Iranian President Hassan Rouhani is seen during a public speech in the southern Hormozgan province, Iran, February 17, 2019.
(photo credit: IRANIAN PRESIDENCY WEBSITE/HANDOUT VIA REUTERS)
The rationing of food and essential goods might be coming back to Iran, for the first time since the Iran-Iraq war of (1980-1988), due to the sanctions being imposed on the Islamic republic - which may cause the government to have a larger role in the rationing of such products.
The war left nearly two-million people dead and wounded on both sides of the fight, and it took years afterwards for the government to end this type of rationing.
Many are worried, including economic experts, that issuing the vouchers would bring more government interference into the already highly controlled country markets.
People in Iran used to refer to the 1980's as the "coupon era," where long lines formed just to procure simple things such as eggs or butter.
"Some goods might be rationed and distributed through vouchers or coupons," said Islamic Republic Vice President Es’haq Jahangiri without much elaboration according to a Radio Farda report. "We might be forced to ration some goods and reintroduce vouchers for distributing them."
The state usually subsidizes many of these good through their annual oil sales and out of country exports, normally bringing in $60 billion a year for the Islamic Republic - as well the government issues cash handouts from the government to purchase these goods.

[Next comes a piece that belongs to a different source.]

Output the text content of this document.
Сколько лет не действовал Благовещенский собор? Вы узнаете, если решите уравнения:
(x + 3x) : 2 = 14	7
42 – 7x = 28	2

"They believe that in our current difficult situation rationing goods is not only irrational, but more open [competition] is necessary," Jahangiri noted, "They also believe that, instead of rationing goods, the indirect government subsidies should be eliminated and directly paid to the people along with the cash monthly subsidies they currently receive."
However, Iranian President Hassan Rouhani apparently prepared for this by releasing "support packages" for needy Iranian families.
"Support packages of one-three million rials (approximately $23.75 to $71.25) are on their way; the exact amount will depend on the circumstances of each family, but they will be given out to targeted groups, shortly," Rouhani was quoted as saying.
The numbers provided, however, did not account for recent exchange rate changes and will only help families provide themselves with food for a few days at the most.
President Donald Trump withdrew the US from a landmark nuclear deal with Iran and five other world powers in May, isolating the country from its closest European allies, putting the agreement on life support and setting up a new showdown with Tehran over its nuclear work -as well as bringing the rial (the currency used in Iran) to an all time low.
Following remarks from the White House Diplomatic Room, Trump signed a presidential memorandum that immediately levies the "highest level of economic sanction" on Iran over its nuclear activity– a move that will put the US in violation of core provisions in the agreement, which traded global sanctions relief on Tehran in exchange for temporary caps and dismantling of their nuclear infrastructure.
Some products in Iran have become so scarce that people have't have access to certain products for months, including diapers. As well as in recent months, lines out the door for meat and chicken - something the Islamic Republic Supreme Leader Ayatollah Ali Khamenei call a "hostile foreign countries' plot" against the Iranian people.